Wednesday, January 11, 2012
A breakthrough of sorts...
Virgil Carter, a painter from Delaware offered me some gentle advice about the way artists in the rennaisance treated space in landscapes. For the most part, they divided the picture plane into fore, mid, and background planes and chose ONE (and only one) of those three for their focal point. It could be either of those planes, but only one. And once it was chosen, that is where most of the bold color, the higher contrast, the harder edges went. All the things that attract a viewer's eye were accentuated, and the secondary planes were treated in a more subdued, less detailed fashion. It seems like such a simple thing, and something I knew in theory long ago... but "knowing" something and remembering to use it are two differnt things.

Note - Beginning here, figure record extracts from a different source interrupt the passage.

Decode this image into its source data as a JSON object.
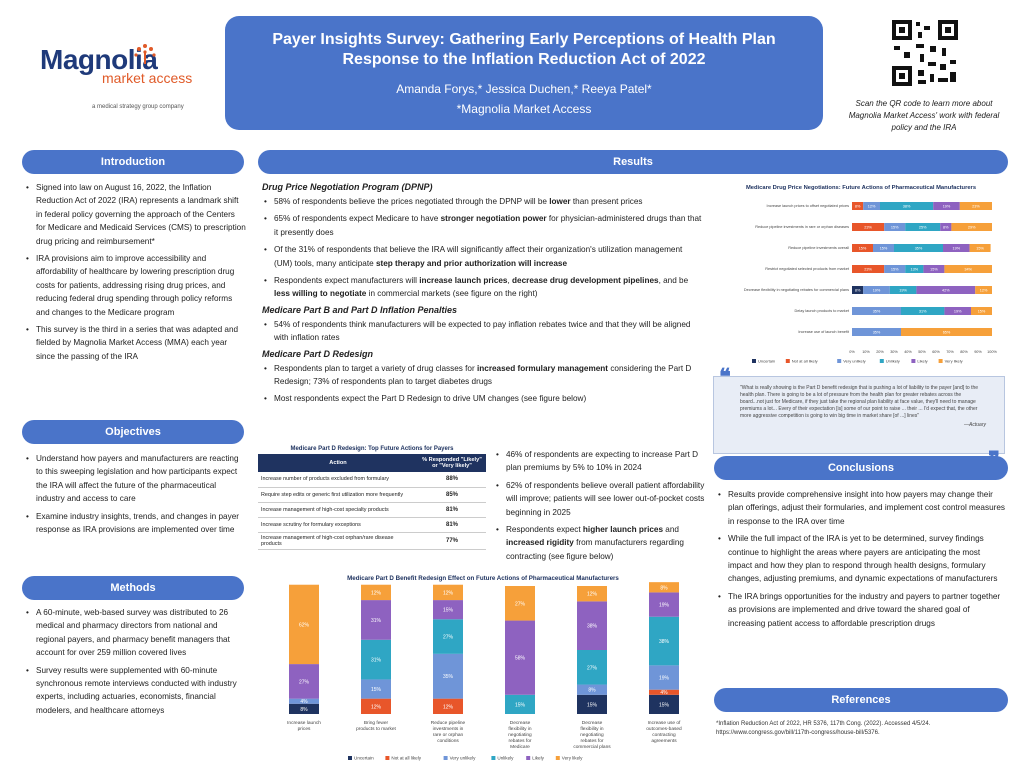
{
  "logo": {
    "name": "Magnolia",
    "name2": "market access",
    "tagline": "a medical strategy group company"
  },
  "title": {
    "main": "Payer Insights Survey: Gathering Early Perceptions of Health Plan Response to the Inflation Reduction Act of 2022",
    "authors": "Amanda Forys,* Jessica Duchen,* Reeya Patel*",
    "affiliation": "*Magnolia Market Access"
  },
  "qr_caption": "Scan the QR code to learn more about Magnolia Market Access' work with federal policy and the IRA",
  "introduction": {
    "header": "Introduction",
    "bullets": [
      "Signed into law on August 16, 2022, the Inflation Reduction Act of 2022 (IRA) represents a landmark shift in federal policy governing the approach of the Centers for Medicare and Medicaid Services (CMS) to prescription drug pricing and reimbursement*",
      "IRA provisions aim to improve accessibility and affordability of healthcare by lowering prescription drug costs for patients, addressing rising drug prices, and reducing federal drug spending through policy reforms and changes to the Medicare program",
      "This survey is the third in a series that was adapted and fielded by Magnolia Market Access (MMA) each year since the passing of the IRA"
    ]
  },
  "objectives": {
    "header": "Objectives",
    "bullets": [
      "Understand how payers and manufacturers are reacting to this sweeping legislation and how participants expect the IRA will affect the future of the pharmaceutical industry and access to care",
      "Examine industry insights, trends, and changes in payer response as IRA provisions are implemented over time"
    ]
  },
  "methods": {
    "header": "Methods",
    "bullets": [
      "A 60-minute, web-based survey was distributed to 26 medical and pharmacy directors from national and regional payers, and pharmacy benefit managers that account for over 259 million covered lives",
      "Survey results were supplemented with 60-minute synchronous remote interviews conducted with industry experts, including actuaries, economists, financial modelers, and healthcare attorneys"
    ]
  },
  "results": {
    "header": "Results",
    "dpnp_title": "Drug Price Negotiation Program (DPNP)",
    "dpnp_b1_pre": "58% of respondents believe the prices negotiated through the DPNP will be ",
    "dpnp_b1_bold": "lower",
    "dpnp_b1_post": " than present prices",
    "dpnp_b2_pre": "65% of respondents expect Medicare to have ",
    "dpnp_b2_bold": "stronger negotiation power",
    "dpnp_b2_post": " for physician-administered drugs than that it presently does",
    "dpnp_b3_pre": "Of the 31% of respondents that believe the IRA will significantly affect their organization's utilization management (UM) tools, many anticipate ",
    "dpnp_b3_bold": "step therapy and prior authorization will increase",
    "dpnp_b4_pre": "Respondents expect manufacturers will ",
    "dpnp_b4_bold1": "increase launch prices",
    "dpnp_b4_mid": ", ",
    "dpnp_b4_bold2": "decrease drug development pipelines",
    "dpnp_b4_mid2": ", and be ",
    "dpnp_b4_bold3": "less willing to negotiate",
    "dpnp_b4_post": " in commercial markets (see figure on the right)",
    "partbd_title": "Medicare Part B and Part D Inflation Penalties",
    "partbd_b1": "54% of respondents think manufacturers will be expected to pay inflation rebates twice and that they will be aligned with inflation rates",
    "partd_title": "Medicare Part D Redesign",
    "partd_b1_pre": "Respondents plan to target a variety of drug classes for ",
    "partd_b1_bold": "increased formulary management",
    "partd_b1_post": " considering the Part D Redesign; 73% of respondents plan to target diabetes drugs",
    "partd_b2": "Most respondents expect the Part D Redesign to drive UM changes (see figure below)",
    "right_b1": "46% of respondents are expecting to increase Part D plan premiums by 5% to 10% in 2024",
    "right_b2": "62% of respondents believe overall patient affordability will improve; patients will see lower out-of-pocket costs beginning in 2025",
    "right_b3_pre": "Respondents expect ",
    "right_b3_bold1": "higher launch prices",
    "right_b3_mid": " and ",
    "right_b3_bold2": "increased rigidity",
    "right_b3_post": " from manufacturers regarding contracting (see figure below)"
  },
  "table": {
    "title": "Medicare Part D Redesign: Top Future Actions for Payers",
    "col1": "Action",
    "col2": "% Responded \"Likely\" or \"Very likely\"",
    "rows": [
      {
        "action": "Increase number of products excluded from formulary",
        "pct": "88%"
      },
      {
        "action": "Require step edits or generic first utilization more frequently",
        "pct": "85%"
      },
      {
        "action": "Increase management of high-cost specialty products",
        "pct": "81%"
      },
      {
        "action": "Increase scrutiny for formulary exceptions",
        "pct": "81%"
      },
      {
        "action": "Increase management of high-cost orphan/rare disease products",
        "pct": "77%"
      }
    ]
  },
  "quote": {
    "text": "\"What is really showing is the Part D benefit redesign that is pushing a lot of liability to the payer [and] to the health plan. There is going to be a lot of pressure from the health plan for greater rebates across the board...not just for Medicare, if they just take the regional plan liability at face value, they'll need to manage premiums a lot... Every of their expectation [is] some of our point to raise ... their ... I'd expect that, the other more aggressive competition is going to win big time in market share [of ...] lines\"",
    "attribution": "—Actuary"
  },
  "conclusions": {
    "header": "Conclusions",
    "bullets": [
      "Results provide comprehensive insight into how payers may change their plan offerings, adjust their formularies, and implement cost control measures in response to the IRA over time",
      "While the full impact of the IRA is yet to be determined, survey findings continue to highlight the areas where payers are anticipating the most impact and how they plan to respond through health designs, formulary changes, adjusting premiums, and dynamic expectations of manufacturers",
      "The IRA brings opportunities for the industry and payers to partner together as provisions are implemented and drive toward the shared goal of increasing patient access to affordable prescription drugs"
    ]
  },
  "references": {
    "header": "References",
    "text": "*Inflation Reduction Act of 2022, HR 5376, 117th Cong. (2022). Accessed 4/5/24. https://www.congress.gov/bill/117th-congress/house-bill/5376."
  },
  "colors": {
    "Uncertain": "#1f3360",
    "Not at all likely": "#e8562a",
    "Very unlikely": "#6f95d8",
    "Unlikely": "#2fa6c4",
    "Likely": "#8e62c0",
    "Very likely": "#f6a03a"
  },
  "chart_data": [
    {
      "type": "bar",
      "orientation": "horizontal",
      "stacked": true,
      "title": "Medicare Drug Price Negotiations: Future Actions of Pharmaceutical Manufacturers",
      "categories": [
        "Increase launch prices to offset negotiated prices",
        "Reduce pipeline investments in rare or orphan diseases",
        "Reduce pipeline investments overall",
        "Restrict negotiated selected products from market",
        "Decrease flexibility in negotiating rebates for commercial plans",
        "Delay launch products to market",
        "Increase use of launch benefit"
      ],
      "series": [
        {
          "name": "Uncertain",
          "values": [
            0,
            0,
            0,
            0,
            8,
            0,
            0
          ]
        },
        {
          "name": "Not at all likely",
          "values": [
            8,
            23,
            15,
            23,
            0,
            0,
            0
          ]
        },
        {
          "name": "Very unlikely",
          "values": [
            12,
            15,
            15,
            15,
            19,
            35,
            35
          ]
        },
        {
          "name": "Unlikely",
          "values": [
            38,
            25,
            35,
            13,
            19,
            31,
            0
          ]
        },
        {
          "name": "Likely",
          "values": [
            19,
            8,
            19,
            15,
            42,
            19,
            0
          ]
        },
        {
          "name": "Very likely",
          "values": [
            23,
            29,
            15,
            34,
            12,
            15,
            65
          ]
        }
      ],
      "xlim": [
        0,
        100
      ],
      "xticks": [
        "0%",
        "10%",
        "20%",
        "30%",
        "40%",
        "50%",
        "60%",
        "70%",
        "80%",
        "90%",
        "100%"
      ],
      "legend": "bottom"
    },
    {
      "type": "bar",
      "stacked": true,
      "title": "Medicare Part D Benefit Redesign Effect on Future Actions of Pharmaceutical Manufacturers",
      "categories": [
        "Increase launch prices",
        "Bring fewer products to market",
        "Reduce pipeline investments in rare or orphan conditions",
        "Decrease flexibility in negotiating rebates for Medicare",
        "Decrease flexibility in negotiating rebates for commercial plans",
        "Increase use of outcomes-based contracting agreements"
      ],
      "series": [
        {
          "name": "Uncertain",
          "values": [
            8,
            0,
            0,
            0,
            15,
            15
          ]
        },
        {
          "name": "Not at all likely",
          "values": [
            0,
            12,
            12,
            0,
            0,
            4
          ]
        },
        {
          "name": "Very unlikely",
          "values": [
            4,
            15,
            35,
            0,
            8,
            19
          ]
        },
        {
          "name": "Unlikely",
          "values": [
            0,
            31,
            27,
            15,
            27,
            38
          ]
        },
        {
          "name": "Likely",
          "values": [
            27,
            31,
            15,
            58,
            38,
            19
          ]
        },
        {
          "name": "Very likely",
          "values": [
            62,
            12,
            12,
            27,
            12,
            8
          ]
        }
      ],
      "ylim": [
        0,
        100
      ],
      "legend": "bottom"
    }
  ]
}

I tend to edit what I see intuitively when I'm outdoors - my own eye is drawn to the focus of my chosen composition, and the other elements recede as they 'should' in a painting. But when I'm indoors in the Winter, working primarily from photographs, my mind's eye is less able to breakthrough the plane of the photograph, to project and edit itself in the photographed landscape. I had been getting bogged down in extraneous detail. I was treating almost everything as equal: equal values, equal color strength, with too much fussy and poorly executed detail everywhere. I was too often painting the photo, not the place.
Virgil's simple explanation of a complex visual phenomenon - one of the primary languages of landscape painting - pointed the way through an aspect of my recent paintings that had been bothering me, but that I couldn't quite put my finger on. The painting above was the first with those thoughts in mind, and a big improvement over my most recent work, I think.